Can Wind Set Off My Car Alarm?


It's not unheard of for a car alarm to go off in the middle of some very bad weather. It might surprise some drivers to hear this as they might think that something else must be going on. While it is rare for a car alarm to go off during any kind of extreme weather, as we mentioned, your shock sensors could be a little too sensitive. 


There have been cases in the past when something like a powerful wind has shaken a car enough to set the alarm off. And, of course, if you're in the midst of a seriously damaging storm with gale-force or tornado winds it's no surprise at all that this kind of intense force on your car will set an alarm off. Typically, however you shouldn't expect average, everyday wind to be able to set your car alarm off. If it does happen then check out our suggestions for adjusting your shock sensor to make it a little less sensitive. 

Can I Deactivate My Car Alarm?


Sometimes it's just not possible to determine the precise reason that the car alarm is going off. In those cases you're still going to want to get it turned off as quickly as possible so there are some methods that you can try that may be able to deactivate it until such time as you can figure out what the reason was that it went off in the first place. 


  • Unlock Your Doors. As weird as it sounds, sometimes simply locking and unlocking your driver side doors can do the trick. Some alarm systems can detect when the correct key has been used in the car and turn it off. Just insert the key lock and unlock and see what happens. It only takes a minute and if it works then that'll be much less stressful for you.

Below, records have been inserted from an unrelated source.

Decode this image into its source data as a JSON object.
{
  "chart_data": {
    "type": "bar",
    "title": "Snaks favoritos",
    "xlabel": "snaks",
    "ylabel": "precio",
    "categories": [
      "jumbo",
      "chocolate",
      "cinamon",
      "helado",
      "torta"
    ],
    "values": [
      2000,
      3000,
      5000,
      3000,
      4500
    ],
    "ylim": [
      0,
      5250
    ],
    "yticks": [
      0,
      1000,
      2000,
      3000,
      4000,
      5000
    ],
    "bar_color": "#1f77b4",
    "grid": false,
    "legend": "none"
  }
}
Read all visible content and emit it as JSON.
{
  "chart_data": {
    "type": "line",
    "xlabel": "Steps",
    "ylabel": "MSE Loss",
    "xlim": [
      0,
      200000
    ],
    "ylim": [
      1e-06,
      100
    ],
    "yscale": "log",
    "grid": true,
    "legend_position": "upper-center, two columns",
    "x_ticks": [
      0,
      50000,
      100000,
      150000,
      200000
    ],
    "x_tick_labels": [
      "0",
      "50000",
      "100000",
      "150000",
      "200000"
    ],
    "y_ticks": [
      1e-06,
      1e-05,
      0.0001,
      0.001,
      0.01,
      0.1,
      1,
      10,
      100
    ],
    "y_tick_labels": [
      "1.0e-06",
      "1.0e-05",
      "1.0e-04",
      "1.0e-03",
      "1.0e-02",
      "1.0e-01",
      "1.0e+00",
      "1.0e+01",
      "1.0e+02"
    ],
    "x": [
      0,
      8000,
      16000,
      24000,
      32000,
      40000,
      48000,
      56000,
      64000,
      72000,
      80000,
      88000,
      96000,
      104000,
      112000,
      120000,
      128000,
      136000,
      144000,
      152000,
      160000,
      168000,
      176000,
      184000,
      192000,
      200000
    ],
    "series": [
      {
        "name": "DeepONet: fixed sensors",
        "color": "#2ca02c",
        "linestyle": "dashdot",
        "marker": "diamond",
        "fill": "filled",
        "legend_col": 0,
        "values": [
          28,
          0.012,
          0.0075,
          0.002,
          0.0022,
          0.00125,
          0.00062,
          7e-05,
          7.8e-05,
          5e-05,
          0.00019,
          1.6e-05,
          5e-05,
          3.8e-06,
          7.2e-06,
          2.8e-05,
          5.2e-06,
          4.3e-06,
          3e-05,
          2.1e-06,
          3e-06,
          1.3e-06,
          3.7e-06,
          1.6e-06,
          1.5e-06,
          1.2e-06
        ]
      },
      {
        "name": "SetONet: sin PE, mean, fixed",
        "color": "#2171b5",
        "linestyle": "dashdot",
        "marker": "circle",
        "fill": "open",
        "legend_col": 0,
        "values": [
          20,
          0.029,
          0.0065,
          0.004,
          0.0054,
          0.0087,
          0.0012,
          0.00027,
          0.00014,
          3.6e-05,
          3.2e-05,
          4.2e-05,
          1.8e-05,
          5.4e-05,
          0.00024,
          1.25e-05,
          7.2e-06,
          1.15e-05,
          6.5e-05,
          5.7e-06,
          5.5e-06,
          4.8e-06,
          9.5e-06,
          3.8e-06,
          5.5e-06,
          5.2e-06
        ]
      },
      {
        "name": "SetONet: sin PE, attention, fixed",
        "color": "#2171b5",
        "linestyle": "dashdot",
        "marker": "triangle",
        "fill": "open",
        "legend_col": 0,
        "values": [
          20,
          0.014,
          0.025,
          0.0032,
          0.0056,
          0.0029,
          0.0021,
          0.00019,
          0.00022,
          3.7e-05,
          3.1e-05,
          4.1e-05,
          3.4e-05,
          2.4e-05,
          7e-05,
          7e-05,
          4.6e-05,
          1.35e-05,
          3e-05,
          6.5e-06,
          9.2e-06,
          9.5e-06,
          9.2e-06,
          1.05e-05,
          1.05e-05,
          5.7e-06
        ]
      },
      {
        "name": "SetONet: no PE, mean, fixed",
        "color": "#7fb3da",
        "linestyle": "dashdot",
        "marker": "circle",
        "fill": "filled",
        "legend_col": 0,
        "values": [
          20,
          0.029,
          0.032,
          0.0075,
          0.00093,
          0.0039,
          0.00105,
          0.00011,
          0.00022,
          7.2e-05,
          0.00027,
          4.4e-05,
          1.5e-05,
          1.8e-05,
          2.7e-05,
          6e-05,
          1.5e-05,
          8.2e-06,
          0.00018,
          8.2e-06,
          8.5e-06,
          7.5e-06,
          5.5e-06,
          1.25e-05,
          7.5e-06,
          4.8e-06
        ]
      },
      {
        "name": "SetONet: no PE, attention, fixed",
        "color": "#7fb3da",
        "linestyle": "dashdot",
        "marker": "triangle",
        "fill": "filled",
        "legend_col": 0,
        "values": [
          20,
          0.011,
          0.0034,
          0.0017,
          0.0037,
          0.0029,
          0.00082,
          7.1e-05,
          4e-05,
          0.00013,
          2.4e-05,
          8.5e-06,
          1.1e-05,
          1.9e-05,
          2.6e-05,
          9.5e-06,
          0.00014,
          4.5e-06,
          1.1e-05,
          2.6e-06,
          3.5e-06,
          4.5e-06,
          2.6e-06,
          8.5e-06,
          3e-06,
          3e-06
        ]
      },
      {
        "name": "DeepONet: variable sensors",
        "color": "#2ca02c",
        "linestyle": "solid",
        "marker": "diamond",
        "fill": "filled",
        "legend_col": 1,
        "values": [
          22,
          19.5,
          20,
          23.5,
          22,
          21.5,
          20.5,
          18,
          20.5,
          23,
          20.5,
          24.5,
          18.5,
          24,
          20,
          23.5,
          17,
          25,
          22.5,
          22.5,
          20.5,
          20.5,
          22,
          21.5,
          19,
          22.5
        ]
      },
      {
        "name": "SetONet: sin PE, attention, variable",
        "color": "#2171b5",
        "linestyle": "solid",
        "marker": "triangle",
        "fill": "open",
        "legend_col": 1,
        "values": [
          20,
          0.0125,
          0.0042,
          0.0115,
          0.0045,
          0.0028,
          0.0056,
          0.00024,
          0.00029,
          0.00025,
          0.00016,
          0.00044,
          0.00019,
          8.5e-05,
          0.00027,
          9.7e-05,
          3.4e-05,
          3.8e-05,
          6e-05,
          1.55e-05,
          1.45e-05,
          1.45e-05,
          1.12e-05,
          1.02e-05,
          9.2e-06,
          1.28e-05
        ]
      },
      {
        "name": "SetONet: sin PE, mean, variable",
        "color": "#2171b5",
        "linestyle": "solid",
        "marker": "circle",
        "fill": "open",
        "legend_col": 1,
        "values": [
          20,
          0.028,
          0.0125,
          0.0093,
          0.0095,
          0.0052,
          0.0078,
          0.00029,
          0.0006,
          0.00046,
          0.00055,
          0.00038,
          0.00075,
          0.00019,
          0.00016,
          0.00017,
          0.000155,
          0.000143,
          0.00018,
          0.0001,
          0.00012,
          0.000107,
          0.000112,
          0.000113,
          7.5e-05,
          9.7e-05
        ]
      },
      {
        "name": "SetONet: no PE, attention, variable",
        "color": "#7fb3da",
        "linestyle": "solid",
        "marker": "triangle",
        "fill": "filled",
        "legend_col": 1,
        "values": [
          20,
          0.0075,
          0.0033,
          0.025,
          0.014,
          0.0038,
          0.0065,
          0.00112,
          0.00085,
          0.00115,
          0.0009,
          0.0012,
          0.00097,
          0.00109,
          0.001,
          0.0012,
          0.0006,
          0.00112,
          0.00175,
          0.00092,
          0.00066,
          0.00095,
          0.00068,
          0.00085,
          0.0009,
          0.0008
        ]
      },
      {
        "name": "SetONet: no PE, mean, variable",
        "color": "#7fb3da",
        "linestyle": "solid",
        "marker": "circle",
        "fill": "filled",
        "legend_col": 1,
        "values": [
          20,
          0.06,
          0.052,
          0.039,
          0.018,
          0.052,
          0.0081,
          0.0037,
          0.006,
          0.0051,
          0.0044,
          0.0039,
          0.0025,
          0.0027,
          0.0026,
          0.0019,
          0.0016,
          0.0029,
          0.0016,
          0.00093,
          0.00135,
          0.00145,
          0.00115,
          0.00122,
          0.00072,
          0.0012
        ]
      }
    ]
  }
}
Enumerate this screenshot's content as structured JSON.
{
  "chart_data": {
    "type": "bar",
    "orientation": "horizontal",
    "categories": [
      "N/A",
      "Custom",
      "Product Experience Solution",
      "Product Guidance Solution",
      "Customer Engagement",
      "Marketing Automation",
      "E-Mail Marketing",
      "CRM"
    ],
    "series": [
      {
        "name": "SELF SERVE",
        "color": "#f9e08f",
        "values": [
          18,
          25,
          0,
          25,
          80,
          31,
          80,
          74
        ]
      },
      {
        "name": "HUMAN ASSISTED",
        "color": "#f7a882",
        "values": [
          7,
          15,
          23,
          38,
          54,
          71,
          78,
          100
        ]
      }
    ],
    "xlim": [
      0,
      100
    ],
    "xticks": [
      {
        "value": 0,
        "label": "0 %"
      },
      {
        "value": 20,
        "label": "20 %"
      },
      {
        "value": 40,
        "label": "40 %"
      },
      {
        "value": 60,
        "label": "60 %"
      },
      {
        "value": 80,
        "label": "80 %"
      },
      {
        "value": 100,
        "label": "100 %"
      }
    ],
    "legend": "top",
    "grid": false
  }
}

You can also try this if you have an electronic key fob by pressing the lock and unlock button near the car.

  • Start the Car. The function of a car alarm is to prevent it from being stolen so if you're able to start the car you're telling the system that you're meant to be in there and often getting it started will indicate to the alarm that it needs to turn off.

  • Disconnect the Fuse. In an extreme circumstance you may need to simply disconnect the fuse that controls your car alarm. Check your owner's manual to discover where that is as it could be in the engine compartment or access from the cabin itself. Locate the fuse for the alarm and remove it. If you have a replacement fuse, try popping a new one in and seeing if that solve the problem.

  • Disconnect the Battery. When all else fails, you may have to just disconnect the battery in your car. Make sure you’ve got gloves and pliers or wrench to loosen the nut and remove the negative terminal. If your alarm has a backup battery at me and in fact still keep going but only for a short period of time. Once everything electrical is shut down, let it sit for a few minutes so the computer can reset, and then reconnect the terminal. 


Although it can be very annoying and frustrating to have your car alarm keep going off, it’s also one of the few problems that you can often fix yourself without visiting a mechanic. However, if none of these solutions solve the problem, you may need to get help from a pro.